It’s a Saturday night in late October of 1973. I’m nineteen, in my second year at Columbia, in for the night at Phi Epsilon Pi, a rundown row house across the street from the university in which my luck in the lottery landed me a single room with a private bath and a small alcove that I turned into a makeshift kitchen. Never much part of the college social scene, I’m alone, eating some Hamburger Helper and watching the Mary Tyler Moore show, when it’s interrupted with a bulletin that Richard Nixon, engulfed in the mounting Watergate scandal, has fired the Special Prosecutor, Archibald Cox — or rather, ordered his firing — and sacked a series of senior officials who refused to do it, including the Attorney General, until he found one, Solicitor General Robert Bork, who would carry out his orders.
I was outraged at this affront to constitutional government, but in this pre-internet, pre-social media time, had no ready outlet. The next morning, walking on campus, I noticed flyers announcing an emergency meeting on Nixon to take place that night in the law school auditorium. I went and found the room packed with hundreds of people, mostly students. There were a variety of speakers urging demonstrations and other direct actions — this was just a few years after the Columbia campus had been shut down by antiwar protests — that struck me as insufficient to the moment. I raised my hand and stood up to speak — though trained as a debater in high school, this was one of my first forays into speaking to a large crowd — and said that I thought what was really needed was Nixon’s impeachment, that it had to originate in the U.S. House of Representatives, and our focus should be on grassroots pressure (though I probably didn’t use that language, which would have been unfamiliar to me then) on Members of Congress in their districts. I said this with some force, and at least a slight tone of annoyance at the feel-good prescriptions of other speakers, and sat down to some applause.
A little while later I left the meeting, frustrated at its direction, and found myself trailed by three or four others in the audience. They gathered around me, and one said he thought I made a lot of sense, and why didn’t we form a small group to work on Nixon’s impeachment? I said sure, we agreed to meet the next day, and we got to work.
What we did for the next few weeks was quaintly simple and direct. While the Upper West Side of Manhattan, where Columbia was located, was a bastion of liberalism — our own Congressman, William Ryan, was already staunchly anti-Nixon — we recognized that students at Columbia, all of voting age, came from all over the country and still voted in their home towns. So we set up a card table with a few chairs outside the main gate of the campus, and purchased a World Almanac, which contained a list of Congressional districts and their representatives, some rolls of stamps, a few pens, and a stack of envelopes and paper. We stopped students walking by and asked them to sit for a few minutes to write to their Member of Congress urging Nixon’s impeachment.
To arm students with arguments, we had some flyers from the American Civil Liberties Union, where I already worked as a volunteer, and which had come out for Nixon’s impeachment before almost anyone else, with a Bill of Particulars laid out in a full-page ad in the New York Times. We probably had a box or coffee can, too, for voluntary contributions to help cover the costs of the stamps and stationery.

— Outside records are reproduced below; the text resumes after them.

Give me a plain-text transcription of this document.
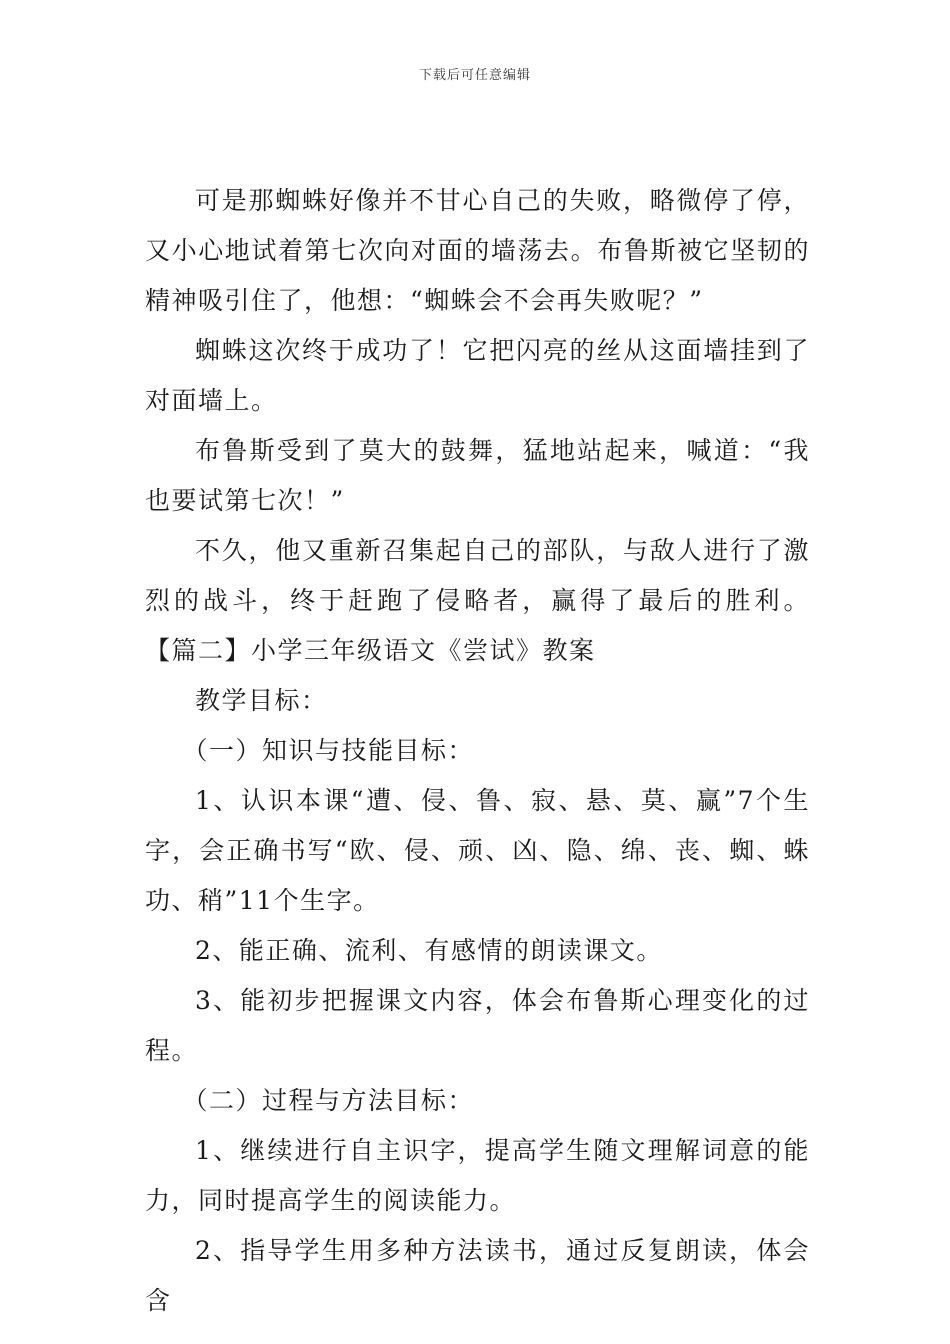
下载后可任意编辑

可是那蜘蛛好像并不甘心自己的失败，略微停了停，又小心地试着第七次向对面的墙荡去。布鲁斯被它坚韧的精神吸引住了，他想：“蜘蛛会不会再失败呢？”

蜘蛛这次终于成功了！它把闪亮的丝从这面墙挂到了对面墙上。

布鲁斯受到了莫大的鼓舞，猛地站起来，喊道：“我也要试第七次！”

不久，他又重新召集起自己的部队，与敌人进行了激烈的战斗，终于赶跑了侵略者，赢得了最后的胜利。 【篇二】小学三年级语文《尝试》教案

教学目标：

（一）知识与技能目标：

1、认识本课“遭、侵、鲁、寂、悬、莫、赢”7个生字，会正确书写“欧、侵、顽、凶、隐、绵、丧、蜘、蛛功、稍”11个生字。

2、能正确、流利、有感情的朗读课文。

3、能初步把握课文内容，体会布鲁斯心理变化的过程。

（二）过程与方法目标：

1、继续进行自主识字，提高学生随文理解词意的能力，同时提高学生的阅读能力。

2、指导学生用多种方法读书，通过反复朗读，体会含
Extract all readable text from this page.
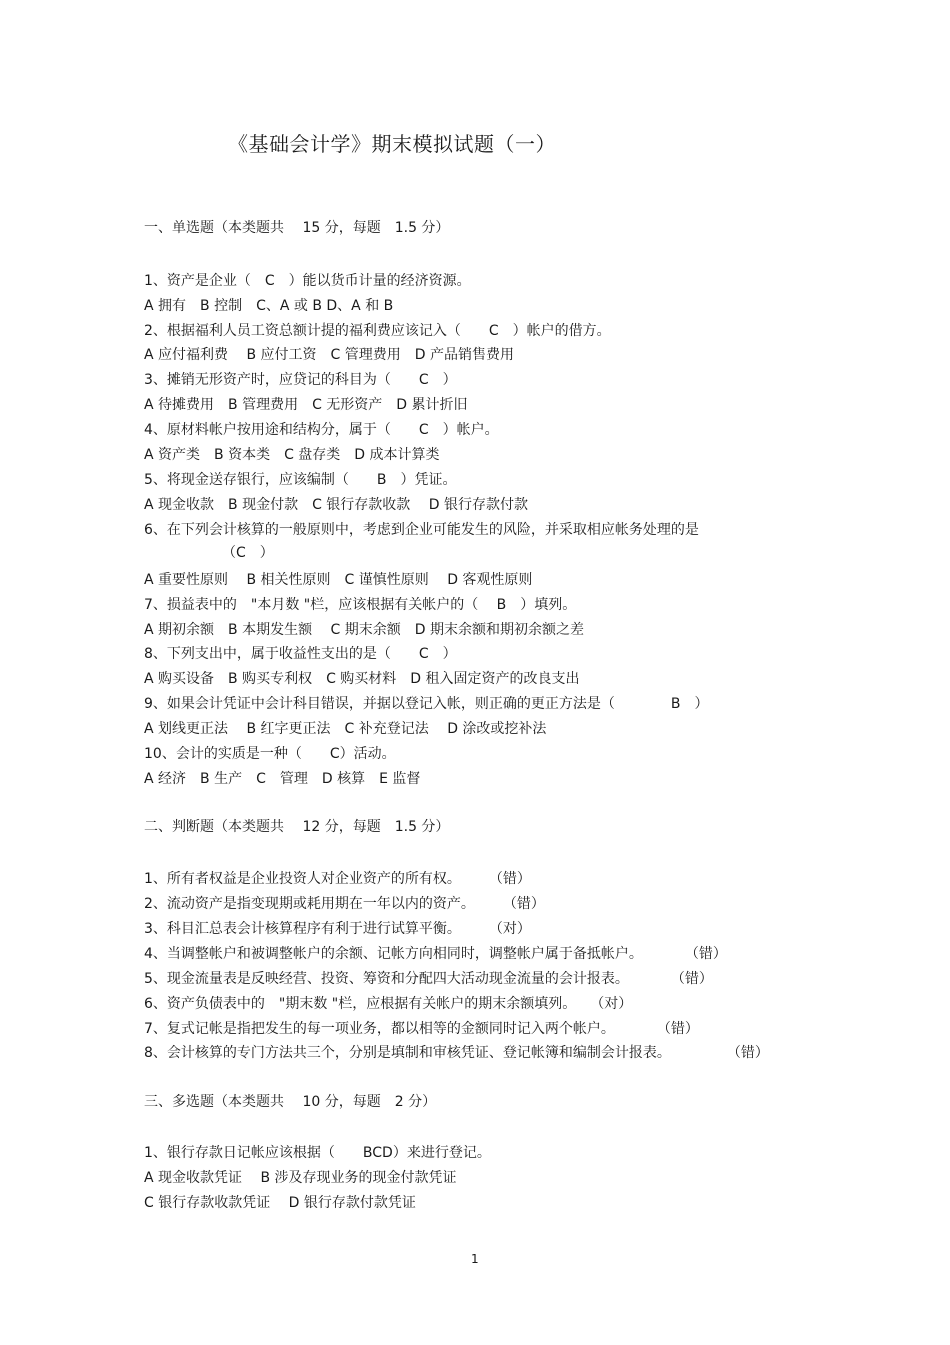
《基础会计学》期末模拟试题（一）
一、单选题（本类题共　 15 分，每题　1.5 分）
1、资产是企业（　C　）能以货币计量的经济资源。
A 拥有　B 控制　C、A 或 B D、A 和 B
2、根据福利人员工资总额计提的福利费应该记入（　　C　）帐户的借方。
A 应付福利费　 B 应付工资　C 管理费用　D 产品销售费用
3、摊销无形资产时，应贷记的科目为（　　C　）
A 待摊费用　B 管理费用　C 无形资产　D 累计折旧
4、原材料帐户按用途和结构分，属于（　　C　）帐户。
A 资产类　B 资本类　C 盘存类　D 成本计算类
5、将现金送存银行，应该编制（　　B　）凭证。
A 现金收款　B 现金付款　C 银行存款收款　 D 银行存款付款
6、在下列会计核算的一般原则中，考虑到企业可能发生的风险，并采取相应帐务处理的是
（C　）
A 重要性原则　 B 相关性原则　C 谨慎性原则　 D 客观性原则
7、损益表中的　"本月数 "栏，应该根据有关帐户的（　 B　）填列。
A 期初余额　B 本期发生额　 C 期末余额　D 期末余额和期初余额之差
8、下列支出中，属于收益性支出的是（　　C　）
A 购买设备　B 购买专利权　C 购买材料　D 租入固定资产的改良支出
9、如果会计凭证中会计科目错误，并据以登记入帐，则正确的更正方法是（　　　　B　）
A 划线更正法　 B 红字更正法　C 补充登记法　 D 涂改或挖补法
10、会计的实质是一种（　　C）活动。
A 经济　B 生产　C　管理　D 核算　E 监督
二、判断题（本类题共　 12 分，每题　1.5 分）
1、所有者权益是企业投资人对企业资产的所有权。　　　（错）
2、流动资产是指变现期或耗用期在一年以内的资产。　　　（错）
3、科目汇总表会计核算程序有利于进行试算平衡。　　　（对）
4、当调整帐户和被调整帐户的余额、记帐方向相同时，调整帐户属于备抵帐户。　　　　（错）
5、现金流量表是反映经营、投资、筹资和分配四大活动现金流量的会计报表。　　　　（错）
6、资产负债表中的　"期末数 "栏，应根据有关帐户的期末余额填列。　　（对）
7、复式记帐是指把发生的每一项业务，都以相等的金额同时记入两个帐户。　　　　（错）
8、会计核算的专门方法共三个，分别是填制和审核凭证、登记帐簿和编制会计报表。　　　　　（错）
三、多选题（本类题共　 10 分，每题　2 分）
1、银行存款日记帐应该根据（　　BCD）来进行登记。
A 现金收款凭证　 B 涉及存现业务的现金付款凭证
C 银行存款收款凭证　 D 银行存款付款凭证
1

We generated hundreds of letters, even garnering a little local television coverage, and of course the rest is history. The House Judiciary Committee moved by the next summer to approve Articles of Impeachment, and as his position was crumbling, Nixon resigned. Our little grassroots effort was a blip in the movement of history, but in taking action we felt we were playing a small role in rescuing our democracy. It was good for the country, and good for our souls.
Today, the 45th anniversary of the Watergate break-in, in circumstances eerily similar to those which launched my political activism, seemed a good time to tell this story.